A significant pastoral institution that appears to function as a leveling mechanism is the corporate ownership of pasture. While herds are typically held by individuals or kin-groups, herding is spatially extensive rather than intensive, and access to pasture in herding societies almost universally requires community negotiation (Ingold 1980;Khazanov 1984;Nielsen 2000: 46-51). Among pastoral societies that do not store fodder the carrying capacity of the land, and therefore the intensifiability of production, is limited by the season with the lowest productivity (Nielsen 2000: 43). Finally, in some regions of the world, such as the Andes, modern herds are bilaterally inherited which serves to prevent accumulation in specific descent groups (Lambert 1977;Webster 1973: 123).
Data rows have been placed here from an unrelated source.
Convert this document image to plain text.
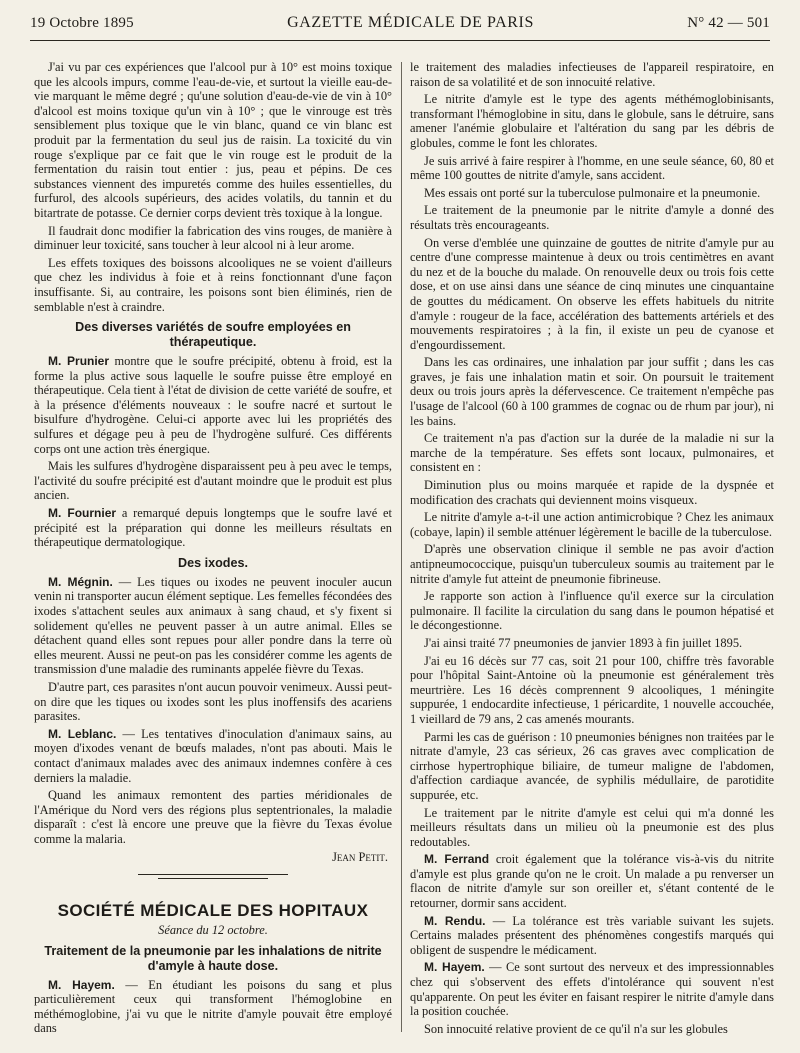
19 Octobre 1895	GAZETTE MÉDICALE DE PARIS	N° 42 — 501

J'ai vu par ces expériences que l'alcool pur à 10° est moins toxique que les alcools impurs, comme l'eau-de-vie, et surtout la vieille eau-de-vie marquant le même degré ; qu'une solution d'eau-de-vie de vin à 10° d'alcool est moins toxique qu'un vin à 10° ; que le vinrouge est très sensiblement plus toxique que le vin blanc, quand ce vin blanc est produit par la fermentation du seul jus de raisin. La toxicité du vin rouge s'explique par ce fait que le vin rouge est le produit de la fermentation du raisin tout entier : jus, peau et pépins. De ces substances viennent des impuretés comme des huiles essentielles, du furfurol, des alcools supérieurs, des acides volatils, du tannin et du bitartrate de potasse. Ce dernier corps devient très toxique à la longue.

Il faudrait donc modifier la fabrication des vins rouges, de manière à diminuer leur toxicité, sans toucher à leur alcool ni à leur arome.

Les effets toxiques des boissons alcooliques ne se voient d'ailleurs que chez les individus à foie et à reins fonctionnant d'une façon insuffisante. Si, au contraire, les poisons sont bien éliminés, rien de semblable n'est à craindre.

Des diverses variétés de soufre employées en thérapeutique.

M. Prunier montre que le soufre précipité, obtenu à froid, est la forme la plus active sous laquelle le soufre puisse être employé en thérapeutique. Cela tient à l'état de division de cette variété de soufre, et à la présence d'éléments nouveaux : le soufre nacré et surtout le bisulfure d'hydrogène. Celui-ci apporte avec lui les propriétés des sulfures et dégage peu à peu de l'hydrogène sulfuré. Ces différents corps ont une action très énergique.

Mais les sulfures d'hydrogène disparaissent peu à peu avec le temps, l'activité du soufre précipité est d'autant moindre que le produit est plus ancien.

M. Fournier a remarqué depuis longtemps que le soufre lavé et précipité est la préparation qui donne les meilleurs résultats en thérapeutique dermatologique.

Des ixodes.

M. Mégnin. — Les tiques ou ixodes ne peuvent inoculer aucun venin ni transporter aucun élément septique. Les femelles fécondées des ixodes s'attachent seules aux animaux à sang chaud, et s'y fixent si solidement qu'elles ne peuvent passer à un autre animal. Elles se détachent quand elles sont repues pour aller pondre dans la terre où elles meurent. Aussi ne peut-on pas les considérer comme les agents de transmission d'une maladie des ruminants appelée fièvre du Texas.

D'autre part, ces parasites n'ont aucun pouvoir venimeux. Aussi peut-on dire que les tiques ou ixodes sont les plus inoffensifs des acariens parasites.

M. Leblanc. — Les tentatives d'inoculation d'animaux sains, au moyen d'ixodes venant de bœufs malades, n'ont pas abouti. Mais le contact d'animaux malades avec des animaux indemnes confère à ces derniers la maladie.

Quand les animaux remontent des parties méridionales de l'Amérique du Nord vers des régions plus septentrionales, la maladie disparaît : c'est là encore une preuve que la fièvre du Texas évolue comme la malaria.

Jean Petit.
SOCIÉTÉ MÉDICALE DES HOPITAUX
Séance du 12 octobre.
Traitement de la pneumonie par les inhalations de nitrite d'amyle à haute dose.

M. Hayem. — En étudiant les poisons du sang et plus particulièrement ceux qui transforment l'hémoglobine en méthémoglobine, j'ai vu que le nitrite d'amyle pouvait être employé dans

le traitement des maladies infectieuses de l'appareil respiratoire, en raison de sa volatilité et de son innocuité relative.

Le nitrite d'amyle est le type des agents méthémoglobinisants, transformant l'hémoglobine in situ, dans le globule, sans le détruire, sans amener l'anémie globulaire et l'altération du sang par les débris de globules, comme le font les chlorates.

Je suis arrivé à faire respirer à l'homme, en une seule séance, 60, 80 et même 100 gouttes de nitrite d'amyle, sans accident.

Mes essais ont porté sur la tuberculose pulmonaire et la pneumonie.

Le traitement de la pneumonie par le nitrite d'amyle a donné des résultats très encourageants.

On verse d'emblée une quinzaine de gouttes de nitrite d'amyle pur au centre d'une compresse maintenue à deux ou trois centimètres en avant du nez et de la bouche du malade. On renouvelle deux ou trois fois cette dose, et on use ainsi dans une séance de cinq minutes une cinquantaine de gouttes du médicament. On observe les effets habituels du nitrite d'amyle : rougeur de la face, accélération des battements artériels et des mouvements respiratoires ; à la fin, il existe un peu de cyanose et d'engourdissement.

Dans les cas ordinaires, une inhalation par jour suffit ; dans les cas graves, je fais une inhalation matin et soir. On poursuit le traitement deux ou trois jours après la défervescence. Ce traitement n'empêche pas l'usage de l'alcool (60 à 100 grammes de cognac ou de rhum par jour), ni les bains.

Ce traitement n'a pas d'action sur la durée de la maladie ni sur la marche de la température. Ses effets sont locaux, pulmonaires, et consistent en :

Diminution plus ou moins marquée et rapide de la dyspnée et modification des crachats qui deviennent moins visqueux.

Le nitrite d'amyle a-t-il une action antimicrobique ? Chez les animaux (cobaye, lapin) il semble atténuer légèrement le bacille de la tuberculose.

D'après une observation clinique il semble ne pas avoir d'action antipneumococcique, puisqu'un tuberculeux soumis au traitement par le nitrite d'amyle fut atteint de pneumonie fibrineuse.

Je rapporte son action à l'influence qu'il exerce sur la circulation pulmonaire. Il facilite la circulation du sang dans le poumon hépatisé et le décongestionne.

J'ai ainsi traité 77 pneumonies de janvier 1893 à fin juillet 1895.

J'ai eu 16 décès sur 77 cas, soit 21 pour 100, chiffre très favorable pour l'hôpital Saint-Antoine où la pneumonie est généralement très meurtrière. Les 16 décès comprennent 9 alcooliques, 1 méningite suppurée, 1 endocardite infectieuse, 1 péricardite, 1 nouvelle accouchée, 1 vieillard de 79 ans, 2 cas amenés mourants.

Parmi les cas de guérison : 10 pneumonies bénignes non traitées par le nitrate d'amyle, 23 cas sérieux, 26 cas graves avec complication de cirrhose hypertrophique biliaire, de tumeur maligne de l'abdomen, d'affection cardiaque avancée, de syphilis médullaire, de parotidite suppurée, etc.

Le traitement par le nitrite d'amyle est celui qui m'a donné les meilleurs résultats dans un milieu où la pneumonie est des plus redoutables.

M. Ferrand croit également que la tolérance vis-à-vis du nitrite d'amyle est plus grande qu'on ne le croit. Un malade a pu renverser un flacon de nitrite d'amyle sur son oreiller et, s'étant contenté de le retourner, dormir sans accident.

M. Rendu. — La tolérance est très variable suivant les sujets. Certains malades présentent des phénomènes congestifs marqués qui obligent de suspendre le médicament.

M. Hayem. — Ce sont surtout des nerveux et des impressionnables chez qui s'observent des effets d'intolérance qui souvent n'est qu'apparente. On peut les éviter en faisant respirer le nitrite d'amyle dans la position couchée.

Son innocuité relative provient de ce qu'il n'a sur les globules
Thus, herding does not organizationally contain the seeds for social inequality, but intensified pastoral wealth in the form of very large herds has been documented as one principal form of investment in ethnohistorically known hierarchical societies in herding regions.
Pastoralist societies that organize into seasonal trade caravans share structural characteristics; some of these characteristics tend towards promoting social inequalities and others that counter-act the tendency (Browman 1990). The organizing of a trade caravan is often simplified among dedicated pastoralists because pastoralism is relatively efficient in the use of labor, and the herding and caravanning schedules can be prioritized (Nielsen 2000: 44-45). A single herder can monitor hundreds of animals on a typical, uneventful day of pasturing without a great deal of effort, and as physical labor is low as compared with agricultural tasks, children and the elderly often contribute and broaden the herding labor pool. As a consequence, during caravan season the loss of several capable family members (usually adult men) to the caravan journey for weeks or months during a single year may not unduly hamper the productivity of a household of dedicated pastoralists.
As mentioned above, all pastoral households must acquire non-pastoral products through diversification or exchange, however the ability to organize a caravan inherently favors the wealthier herders for several reasons.
(1) Herders with large herds are more likely to have a sufficient number of hearty animals capable of enduring long journeys with cargo.
(2) Caravan animals provide the mechanism of transport. Therefore, for direct exchange consisting of spot transactions, pastoralists must initiate the trade opportunity by traveling to their trade partners with a sufficient surplus of goods to acquire goods in exchange.
(3) The rewards of such trade caravans accrue differentially, allowing those who regularly participate in such ventures to acquire access to non-pastoral resources, a more extensive social network and perhaps fictive kin among distant trade partners, and enhanced prestige among their community.
While some elements of dedicated herding societies favor differential accumulation of wealth in the form of large herds, diversification of the resource base, and extensive trade networks, the realities of high risk to pastoral wealth and low intensity of land use affect all herding households equally to the extent that they dedicate themselves to pastoralism. Thus, while redistributive mechanisms and corporate tenure of pasture serve to stabilize pastoral systems, the structure of herding systems also provides a few opportunities for strategic advantage to more opportunistic and aggrandizing elements of prehistoric society. In addition, despite the risk in herding systems the ownership of a large herd may directly confer prestige on pastoralists (Aldenderfer 2006;Hayden 1998;Kuznar 1995: 45), and inequalities in pastoral wealth can be channeled into more enduring and intensifiable avenues such as increased exchange (ultimately resulting in large trade caravans) or a mixed agro-pastoral strategy. As a pastoral economy with cargo transport capabilities first takes hold in a region, increased social differentiation may reflect a co-evolution between more extensive exchange relationships, greater sedentism, population increases, and larger population centers.